Cargo (Arcola Theatre)

David Mercatali directs the premiere of Tess Berry-Hart’s play about stowaways concealed in a shipping container

Milly Thomas and Jack Gouldbourne
Milly Thomas and Jack Gouldbourne
© Mark Douet

Can you turn the refugee crisis into a potboiler thriller? No matter how good the intentions of Cargo – and its writer Tess Berry-Hart is a founding member of the Calais Action collective that delivered aid to the Jungle migrant camp – there’s something unpalatable about a play that wrings the tension from human trafficking, but abstracts it from the reality.

The stowaways concealed in a shipping container are fleeing a country torn apart by civil war: England. Joey (Milly Thomas) and her brother Iz (Jack Gouldbourne), both young and desperately vulnerable, have left their seaside hometown to loyalist fighters, fleeing its lynch mobs and vigilante squads, and talked their way aboard. Their idea of Europe is a picture postcard; a place where pipe dreams seem possible. Their fellow passenger Sarah (Debbie Korley), on the run from rebels in the north, has a more realistic outlook. Wired and wary, she’s secured herself a fake passport and paid for her passage. Sarah’s right to be concerned. The trio aren’t alone.

Cargo might throw the situation faced by refugees into sharp relief, pressing us to see ourselves in the reality, but it lends Cargo the feel of a post-apocalyptic disaster movie. Berry-Hart almost has too much fun concocting a broken Britain where scavengers roast seagulls on open fires and rebels storm rural communities in the North. Frankly, with the reality of refugees so close at hand, with real people hidden in cargo crates, the dystopian fantasy feels distasteful.

What Berry-Hart does, however, is stress the real and present dangers faced by stateless refugees, who have no option but to trust their traffickers and no protection should that turn sour. Desperation leaves them open to exploitation at every turn, with only themselves – and each other – as barter. Survival means selling someone else out. These people are their own cargo.

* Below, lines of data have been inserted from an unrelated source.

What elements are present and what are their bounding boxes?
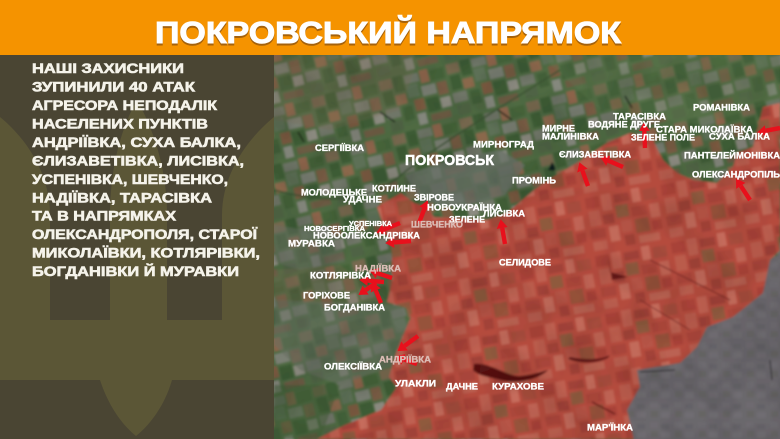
map labels: settlements: МИРНОГРАД bbox=[473, 140, 534, 150]
map labels: settlements: МИРНЕ bbox=[542, 124, 575, 134]
text block: summary: БОГДАНІВКИ Й МУРАВКИ bbox=[32, 264, 239, 279]
map labels: settlements: УДАЧНЕ bbox=[343, 194, 382, 206]
left panel bbox=[0, 55, 274, 439]
map labels: faded settlements: АНДРІЇВКА bbox=[379, 354, 431, 366]
map labels: settlements: ЗЕЛЕНЕ bbox=[449, 214, 485, 226]
Road and ravines bbox=[274, 70, 560, 199]
map labels: settlements: УСПЕНІВКА bbox=[349, 219, 393, 228]
map labels: settlements: ЗЕЛЕНЕ ПОЛЕ bbox=[631, 132, 695, 144]
map labels: faded settlements bbox=[355, 220, 463, 366]
map labels: settlements: ТАРАСІВКА bbox=[613, 112, 666, 122]
text block: summary: ЄЛИЗАВЕТІВКА, ЛИСІВКА, bbox=[32, 153, 244, 168]
map labels: settlements: СТАРА МИКОЛАЇВКА bbox=[656, 124, 753, 136]
map labels: settlements: КОТЛИНЕ bbox=[372, 184, 416, 194]
map labels: settlements: КУРАХОВЕ bbox=[492, 382, 544, 392]
text block: summary: АГРЕСОРА НЕПОДАЛІК bbox=[32, 98, 218, 113]
Kurakhove reservoir bbox=[473, 364, 548, 382]
map labels: settlements: КОТЛЯРІВКА bbox=[310, 270, 371, 282]
map labels: settlements: СЕЛИДОВЕ bbox=[499, 258, 551, 268]
map labels: settlements: НОВООЛЕКСАНДРІВКА bbox=[313, 230, 420, 242]
map labels: settlements: СЕРГІЇВКА bbox=[315, 143, 364, 154]
text block: summary bbox=[32, 61, 260, 279]
icon: trident watermark bbox=[0, 100, 274, 436]
map labels: settlements: БОГДАНІВКА bbox=[324, 302, 385, 314]
text block: summary: МИКОЛАЇВКИ, КОТЛЯРІВКИ, bbox=[32, 246, 260, 261]
title: ПОКРОВСЬКИЙ НАПРЯМОК bbox=[155, 16, 621, 52]
text block: summary: НАШІ ЗАХИСНИКИ bbox=[32, 61, 184, 76]
map labels: settlements: ПАНТЕЛЕЙМОНІВКА bbox=[684, 150, 780, 162]
Grey urban area bbox=[627, 250, 780, 439]
map labels: settlements: СУХА БАЛКА bbox=[709, 132, 770, 142]
map labels: settlements: ПРОМІНЬ bbox=[512, 176, 556, 186]
map labels: settlements: ОЛЕКСІЇВКА bbox=[324, 362, 382, 372]
text block: summary: УСПЕНІВКА, ШЕВЧЕНКО, bbox=[32, 172, 228, 187]
text block: summary: ОЛЕКСАНДРОПОЛЯ, СТАРОЇ bbox=[32, 227, 258, 242]
map labels: settlements bbox=[288, 102, 780, 434]
map labels: settlements: ВОДЯНЕ ДРУГЕ bbox=[588, 120, 660, 130]
map bbox=[270, 50, 780, 439]
map labels: settlements: ГОРІХОВЕ bbox=[303, 290, 350, 302]
map labels: settlements: ДАЧНЕ bbox=[446, 382, 478, 392]
map labels: settlements: ЛИСІВКА bbox=[483, 208, 525, 220]
map labels: settlements: ЄЛИЗАВЕТІВКА bbox=[559, 150, 631, 160]
text block: summary: НАСЕЛЕНИХ ПУНКТІВ bbox=[32, 116, 208, 131]
map labels: settlements: ЗВІРОВЕ bbox=[414, 192, 454, 204]
title: ПОКРОВСЬКИЙ НАПРЯМОК bbox=[155, 14, 621, 50]
map labels: settlements: МОЛОДЕЦЬКЕ bbox=[301, 188, 367, 198]
Western and southern grey-green terrain bbox=[274, 225, 345, 270]
map labels: faded settlements: ШЕВЧЕНКО bbox=[411, 220, 463, 230]
map labels: settlements: МАЛИНІВКА bbox=[542, 132, 599, 142]
Occupied territory bbox=[317, 103, 780, 439]
text block: summary: АНДРІЇВКА, СУХА БАЛКА, bbox=[32, 135, 241, 150]
map labels: settlements: МАР'ЇНКА bbox=[587, 422, 633, 434]
map labels: settlements: УЛАКЛИ bbox=[395, 378, 436, 390]
map labels: settlements: НОВОСЕРГІВКА bbox=[304, 224, 366, 233]
map labels: settlements: МУРАВКА bbox=[288, 238, 335, 250]
map labels: settlements: НОВОУКРАЇНКА bbox=[427, 202, 502, 214]
map labels: settlements: ПОКРОВСЬК bbox=[405, 153, 494, 169]
text block: summary: ЗУПИНИЛИ 40 АТАК bbox=[32, 80, 196, 94]
header bar bbox=[0, 0, 780, 55]
map labels: settlements: РОМАНІВКА bbox=[693, 102, 750, 114]
text block: summary: ТА В НАПРЯМКАХ bbox=[32, 209, 176, 224]
map labels: settlements: ОЛЕКСАНДРОПІЛЬ bbox=[692, 170, 780, 180]
Pokrovsk town area bbox=[405, 150, 525, 208]
text block: summary: НАДІЇВКА, ТАРАСІВКА bbox=[32, 190, 212, 205]
map labels: faded settlements: НАДІЇВКА bbox=[355, 264, 401, 274]
Farmland tint variation bbox=[274, 55, 420, 130]
attack arrows bbox=[366, 128, 780, 364]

David Mercatali‘s production benefits from Max Dorey’s immersive design, sitting us on shrink-wrapped crates and surrounding us with corrugated walls. It’s claustrophobic, disconcerting and often, in Christopher Nairne’s careful lighting design, pitch black. With Max Pappenheim‘s soundscape – airplanes overhead at first, then the silence of the sea – you genuinely feel stuck in situ, a long way from land; no way out.

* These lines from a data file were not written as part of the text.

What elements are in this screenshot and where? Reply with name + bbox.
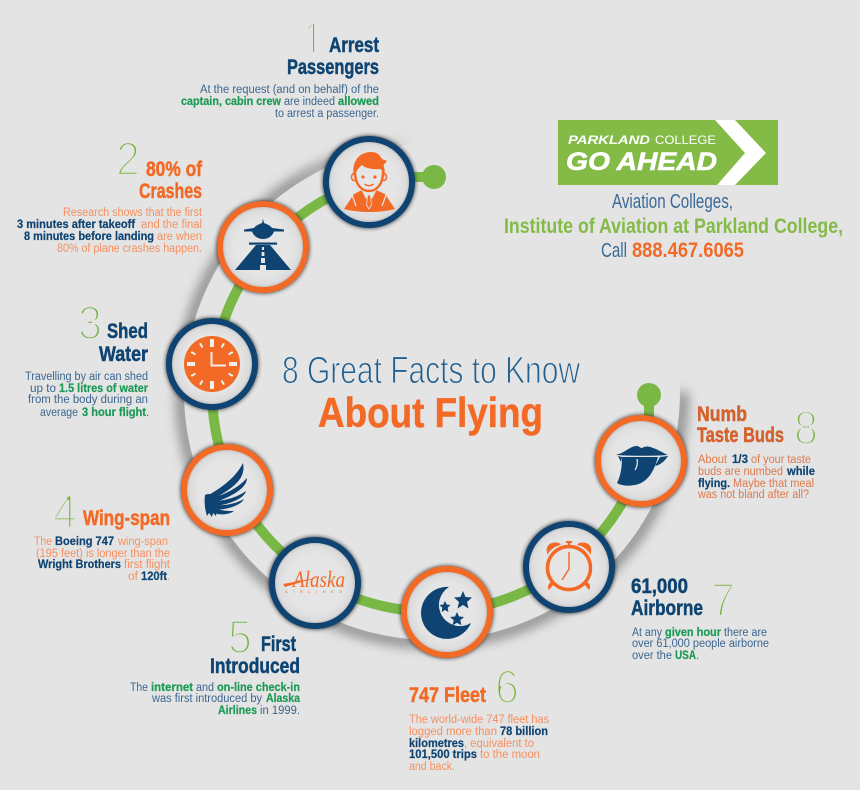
- call to action text: Call: [601, 240, 627, 262]
- body text: The: [130, 682, 148, 694]
- heading: [210, 632, 300, 678]
- body text: kilometres: [409, 738, 464, 750]
- body text: Wright Brothers: [38, 559, 121, 571]
- heading: First: [261, 632, 296, 656]
- heading: Numb: [697, 402, 747, 426]
- fact 8: [697, 401, 818, 501]
- heading: Passengers: [287, 55, 379, 79]
- timeline end dot: [637, 383, 661, 407]
- circle 8: tongue: [595, 415, 687, 507]
- number 8: 8: [794, 401, 818, 454]
- call to action text: 888.467.6065: [632, 239, 744, 262]
- fact 5: [130, 610, 301, 717]
- body text: [25, 371, 149, 419]
- circle 5: airline logo: [269, 537, 361, 629]
- body text: captain, cabin crew: [181, 96, 281, 108]
- icon: moon and stars: [421, 587, 472, 639]
- body text: Research shows that the first: [63, 207, 203, 219]
- body text: there are: [724, 627, 767, 639]
- heading: [697, 402, 784, 447]
- body text: .: [696, 650, 699, 662]
- heading: Water: [99, 342, 149, 366]
- timeline start dot: [422, 165, 446, 189]
- green timeline arc: [212, 177, 649, 612]
- body text: and the final: [141, 219, 202, 231]
- circle 7: alarm clock: [523, 521, 615, 613]
- body text: Boeing 747: [55, 536, 114, 548]
- title: [282, 350, 580, 436]
- body text: 3 minutes after takeoff: [17, 219, 135, 231]
- logo: Parkland College: [558, 120, 778, 185]
- body text: flying.: [698, 478, 730, 490]
- body text: 80% of plane crashes happen.: [57, 243, 202, 255]
- body text: and: [196, 682, 214, 694]
- icon: cabin crew person: [344, 152, 395, 212]
- body text: , equivalent to: [464, 738, 534, 750]
- body text: [181, 84, 379, 120]
- body text: first flight: [124, 559, 171, 571]
- body text: [34, 536, 171, 583]
- body text: About: [698, 454, 728, 466]
- icon: clock face: [184, 336, 240, 392]
- body text: [17, 207, 203, 255]
- body text: 101,500 trips: [409, 749, 477, 761]
- icon: wing: [205, 463, 247, 517]
- logo: Parkland College: COLLEGE: [655, 135, 716, 147]
- body text: At any: [632, 627, 662, 639]
- heading: Airborne: [631, 596, 703, 620]
- body text: of your taste: [751, 454, 811, 466]
- fact 2: [17, 132, 203, 255]
- body text: internet: [151, 682, 193, 694]
- number 6: 6: [495, 660, 519, 713]
- body text: of: [128, 571, 139, 583]
- body text: and back.: [409, 761, 455, 773]
- body text: was first introduced by: [151, 693, 262, 705]
- call to action text: Aviation Colleges,: [612, 191, 733, 213]
- body text: The: [34, 536, 52, 548]
- fact 1: [181, 24, 380, 120]
- body text: USA: [675, 650, 696, 662]
- title line 2: About Flying: [318, 389, 543, 436]
- heading: 61,000: [631, 574, 688, 598]
- fact 6: [409, 660, 549, 773]
- heading: [631, 574, 703, 620]
- body text: wing-span: [117, 536, 168, 548]
- heading: 747 Fleet: [409, 683, 486, 707]
- icon: Alaska Airlines wordmark: AIRLINES: [285, 589, 342, 594]
- fact 7: [631, 573, 769, 662]
- body text: 1.5 litres of water: [59, 383, 148, 395]
- body text: while: [786, 466, 815, 478]
- call to action text: [504, 191, 843, 262]
- circle 2: runway: [217, 201, 309, 293]
- icon: plane over runway: [235, 219, 291, 270]
- icon: Alaska Airlines wordmark: Alaska: [291, 567, 345, 592]
- body text: are indeed: [284, 96, 335, 108]
- heading: Crashes: [139, 179, 202, 203]
- heading: [139, 157, 203, 203]
- body text: logged more than: [409, 726, 497, 738]
- number 7: 7: [711, 573, 735, 626]
- body text: [632, 627, 769, 662]
- body text: allowed: [338, 96, 379, 108]
- circle 4: wing: [181, 444, 273, 536]
- circle 6: moon and stars: [401, 566, 493, 658]
- body text: .: [167, 571, 170, 583]
- body text: 1/3: [732, 454, 748, 466]
- heading: Shed: [107, 319, 148, 343]
- logo: Parkland College: PARKLAND: [568, 135, 650, 147]
- icon: tongue and lips: [616, 446, 668, 486]
- disc shadow: [182, 142, 682, 642]
- number 5: 5: [228, 610, 252, 663]
- body text: given hour: [665, 627, 721, 639]
- body text: to the moon: [480, 749, 540, 761]
- body text: are when: [157, 231, 202, 243]
- heading: Arrest: [329, 33, 379, 57]
- body text: 78 billion: [500, 726, 548, 738]
- body text: Alaska: [266, 693, 301, 705]
- body text: 3 hour flight: [82, 407, 146, 419]
- body text: average: [40, 407, 78, 419]
- body text: in 1999.: [260, 705, 300, 717]
- fact 4: [34, 485, 171, 583]
- body text: Maybe that meal: [733, 478, 814, 490]
- body text: over the: [632, 650, 672, 662]
- logo: Parkland College: GO AHEAD: [566, 148, 717, 176]
- number 4: 4: [53, 485, 77, 538]
- body text: to arrest a passenger.: [275, 108, 379, 120]
- body text: on-line check-in: [217, 682, 300, 694]
- heading: [287, 33, 379, 79]
- icon: alarm clock: [547, 541, 591, 590]
- heading: Introduced: [210, 654, 300, 678]
- circle 3: clock: [166, 318, 258, 410]
- body text: The world-wide 747 fleet has: [409, 714, 549, 726]
- heading: 80% of: [146, 157, 203, 181]
- body text: [409, 714, 549, 773]
- icon: Alaska Airlines wordmark: [283, 567, 345, 594]
- body text: .: [146, 407, 149, 419]
- body text: was not bland after all?: [697, 489, 809, 501]
- body text: 120ft: [141, 571, 167, 583]
- body text: up to: [30, 383, 56, 395]
- heading: Wing-span: [83, 506, 170, 530]
- body text: 8 minutes before landing: [24, 231, 154, 243]
- body text: from the body during an: [28, 394, 148, 406]
- body text: (195 feet) is longer than the: [36, 548, 170, 560]
- circle 1: crew member: [323, 136, 415, 228]
- fact 3: [25, 296, 149, 419]
- number 3: 3: [78, 296, 102, 349]
- body text: Travelling by air can shed: [25, 371, 148, 383]
- number 1: 1: [304, 12, 322, 65]
- body text: [130, 682, 301, 717]
- number 2: 2: [116, 132, 140, 185]
- body text: [697, 454, 815, 501]
- body text: At the request (and on behalf) of the: [200, 84, 379, 96]
- heading: Taste Buds: [697, 423, 784, 447]
- body text: Airlines: [218, 705, 257, 717]
- body text: over 61,000 people airborne: [632, 638, 769, 650]
- title line 1: 8 Great Facts to Know: [282, 350, 580, 392]
- heading: [99, 319, 149, 366]
- body text: buds are numbed: [698, 466, 783, 478]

That lends credibility to the highly-strung performances. Torn between sisterhood and survival, Thomas shows Joey’s optimism worn thin and shredded, though Gouldbourne struggles to offset the OTT-naivety of her teenage brother. Korley is an unnerving presence, sticking to the shadows, but if you can’t trust her, John Schwab seems doubly unpinnable as an American old-hand treading a fine line between friend and foe. That, Cargo suggests, could be said of everyone that refugees encounter en route. When survival itself is at stake, each of us is, essentially, alone.

Cargo runs at the Arcola Theatre until 6 August.